Auf der anderen Seite der Zeit
Auf den besagten Dachboden gelangt man über eine schmale Klappleiter in der Küche von Florian Wirsdörfer und Eva Pastille. Unter der Uhr wohnen die beiden schon seit neun Jahren – und genießen den tollen Ausblick aus dem Wohnzimmerfenster. Dafür nehmen sie auch eine kleine Einschränkung gern in Kauf: „Uns wurde schon bei Einzug mitgeteilt, dass wir den Weg zur Uhr zur Verfügung stellen müssen, wenn mal etwas sein sollte“, erzählt Eva Pastille, und ihr Mann ergänzt: „Deswegen durften wir unsere Küche nicht ganz so einrichten, wie wir wollten – die Leiter muss jederzeit ausgeklappt werden können, falls jemand hoch zur Uhr muss.“
„Eine der schönsten Uhren in Essen“
Jemand wie Günter Budzyn zum Beispiel. Er arbeitet für die Essener Firma Zeitdienst Sorge, die sich um die Restaurierung der Uhr gekümmert hat und auch für die regelmäßige Wartung zuständig ist. „Das ist eine der schönsten Uhren in Essen“, findet er und erzählt, dass er sogar oft durch die Margarethenhöhe fahre, nur um einen Blick darauf zu werfen. Vom Absturz des Zeigers hatte er Weihnachten 2018 aus der Presse gehört. „Da bin ich sofort mit meinem Fernglas hier hergefahren, um zu schauen. Später haben wir die Uhr dann im Auftrag der Margarethe Krupp-Stiftung mit dem Hubwagen heruntergeholt, um sie zu reparieren.“ Ganz schön verbeult sei der über einen Meter lange Zeiger gewesen, der wegen des starken Windes auf den Gehweg gekracht war. „Den mussten wir aus Kupferblech neu nachbauen. Aber da es sich ansonsten noch um die Originaluhr handelte, durften wir sie nach Rücksprache mit dem Denkmalschutz originalgetreu wieder herrichten. Blattgold hält viel länger als nur ein goldener Anstrich – und hat eine enorme Strahlkraft, wenn die Sonne darauf scheint.“
Klapptreppe in der Küche
Heute nimmt uns Günter Budzyn mit hinter die Uhr, um uns das dahinter liegende Steuerelement zu zeigen. Fröhlich stapfen wir also durch die Küche und schauen fasziniert zu, wie Florian Wirsdörfer mit einem Haken die Dachbodenluke öffnet und eine metallene Klapptreppe herunterlässt. Nacheinander steigen wir vorsichtig hinauf und treten oben auf den riesigen, fast leeren Dachboden. In einer Ecke liegt die alte Uhrenachse, daneben steht ein Holzkasten, der zum ursprünglichen Uhrwerk von 1912 gehörte. Damals gab es auch noch Pendel, Reste der alten Seilzüge an den Dachbalken sind noch zu sehen. „Heute funktioniert alles per Funksteuerung“, erklärt uns Günter Budzyn.
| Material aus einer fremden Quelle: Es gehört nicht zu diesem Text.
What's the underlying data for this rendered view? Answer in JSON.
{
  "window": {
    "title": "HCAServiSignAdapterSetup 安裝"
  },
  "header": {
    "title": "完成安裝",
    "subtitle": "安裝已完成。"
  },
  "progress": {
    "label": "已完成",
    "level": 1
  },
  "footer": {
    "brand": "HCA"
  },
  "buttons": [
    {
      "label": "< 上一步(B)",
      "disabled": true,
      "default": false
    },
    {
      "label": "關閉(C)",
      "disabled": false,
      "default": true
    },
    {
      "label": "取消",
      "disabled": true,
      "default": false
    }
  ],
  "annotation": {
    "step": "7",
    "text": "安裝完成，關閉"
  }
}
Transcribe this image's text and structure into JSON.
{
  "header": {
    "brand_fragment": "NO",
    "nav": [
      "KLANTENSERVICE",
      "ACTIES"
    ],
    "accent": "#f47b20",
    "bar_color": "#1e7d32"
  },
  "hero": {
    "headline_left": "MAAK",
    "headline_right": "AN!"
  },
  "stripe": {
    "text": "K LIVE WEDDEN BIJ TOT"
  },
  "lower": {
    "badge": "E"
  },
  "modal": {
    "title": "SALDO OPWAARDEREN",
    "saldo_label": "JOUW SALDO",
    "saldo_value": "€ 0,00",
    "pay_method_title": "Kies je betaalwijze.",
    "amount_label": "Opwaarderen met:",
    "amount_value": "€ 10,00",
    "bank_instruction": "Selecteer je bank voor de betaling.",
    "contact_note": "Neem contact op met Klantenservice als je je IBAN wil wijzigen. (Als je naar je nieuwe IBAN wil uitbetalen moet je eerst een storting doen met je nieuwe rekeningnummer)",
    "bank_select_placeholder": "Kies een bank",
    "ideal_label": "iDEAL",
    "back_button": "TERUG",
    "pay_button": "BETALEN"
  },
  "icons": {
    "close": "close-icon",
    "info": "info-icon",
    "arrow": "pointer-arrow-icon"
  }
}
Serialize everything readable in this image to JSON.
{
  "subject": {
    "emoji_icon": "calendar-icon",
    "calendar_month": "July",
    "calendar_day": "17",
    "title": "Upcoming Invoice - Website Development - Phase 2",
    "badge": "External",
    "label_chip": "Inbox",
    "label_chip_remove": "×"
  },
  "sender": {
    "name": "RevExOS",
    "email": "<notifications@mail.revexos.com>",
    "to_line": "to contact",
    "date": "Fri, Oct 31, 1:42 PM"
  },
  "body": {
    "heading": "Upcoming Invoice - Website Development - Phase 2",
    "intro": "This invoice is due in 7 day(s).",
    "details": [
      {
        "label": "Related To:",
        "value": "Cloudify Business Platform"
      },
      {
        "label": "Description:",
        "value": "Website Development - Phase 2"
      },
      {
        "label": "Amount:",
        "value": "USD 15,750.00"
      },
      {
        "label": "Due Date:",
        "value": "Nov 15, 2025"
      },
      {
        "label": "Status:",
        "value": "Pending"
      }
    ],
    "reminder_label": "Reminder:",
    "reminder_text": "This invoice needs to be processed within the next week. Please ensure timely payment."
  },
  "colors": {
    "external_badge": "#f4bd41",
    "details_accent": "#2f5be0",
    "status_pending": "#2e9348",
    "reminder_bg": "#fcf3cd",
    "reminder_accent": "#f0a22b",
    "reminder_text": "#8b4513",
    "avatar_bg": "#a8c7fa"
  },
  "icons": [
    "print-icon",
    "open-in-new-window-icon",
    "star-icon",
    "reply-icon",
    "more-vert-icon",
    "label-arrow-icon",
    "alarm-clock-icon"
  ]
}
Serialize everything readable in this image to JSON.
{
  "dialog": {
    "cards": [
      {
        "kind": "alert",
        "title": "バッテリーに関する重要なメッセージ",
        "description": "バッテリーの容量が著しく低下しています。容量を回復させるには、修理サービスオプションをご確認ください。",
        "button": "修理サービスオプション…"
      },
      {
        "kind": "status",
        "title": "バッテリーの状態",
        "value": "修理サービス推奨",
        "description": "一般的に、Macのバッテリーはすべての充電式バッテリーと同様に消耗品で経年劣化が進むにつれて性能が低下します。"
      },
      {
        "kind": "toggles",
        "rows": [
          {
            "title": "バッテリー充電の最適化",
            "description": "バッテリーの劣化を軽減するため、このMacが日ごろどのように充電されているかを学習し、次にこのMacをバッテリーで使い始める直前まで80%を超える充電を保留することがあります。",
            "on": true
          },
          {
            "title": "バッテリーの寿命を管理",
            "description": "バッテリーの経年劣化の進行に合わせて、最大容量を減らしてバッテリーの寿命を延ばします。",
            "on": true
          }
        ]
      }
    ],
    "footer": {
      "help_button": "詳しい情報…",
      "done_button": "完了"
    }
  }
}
Immer ein Blick hoch zur Uhr
Von der Uhr selbst ist natürlich nichts zu sehen – nur eine Stelle im etwa 40 Zentimeter dicken Mauerwerk, durch das die Zeigerachse geht. Und ein kleiner, runder Kasten davor. Den schraubt Günter Budzyn jetzt auf. Jede Minute rückt ein kleines Rädchen einen Zahn weiter. Klick. Da muss niemand mehr irgendetwas machen – zumindest nicht, wenn es um die korrekte Uhrzeit geht. In Sachen Sicherheit lohnt ein genauer Blick dann doch von Zeit zu Zeit: „Ich habe damals nach dem Absturz bei der Stadt angeregt, dass solche Uhren regelmäßig gewartet werden sollten“, sagt Günter Budzyn. Auch, weil im gleichen Zeitraum auch in anderen Städten wie Münster oder Hamburg die Zeiger von den Uhren gefallen waren. Etwa zehn Kilogramm wog der Zeiger, der hier auf der Margarethenhöhe verbogen vor dem Edeka landete – zum Glück an einem Feiertag ohne viel Publikumsverkehr. „Da hatte sich vermutlich ein Flansch gelöst, an der Stelle, wo der Zeiger gehalten wird – und der Wind hat dann den Absturz verursacht“, vermutet Günter Budzyn. Ein erster Hinweis auf ein solches Ereignis könne sein, wenn ein Zeiger an einem bestimmten Punkt des Zifferblattes immer wieder „durchrutsche“. „Auch darum ist mein Blick immer auf der Uhr, wenn ich hier durch die Straße fahre“, sagt Günter Budzyn.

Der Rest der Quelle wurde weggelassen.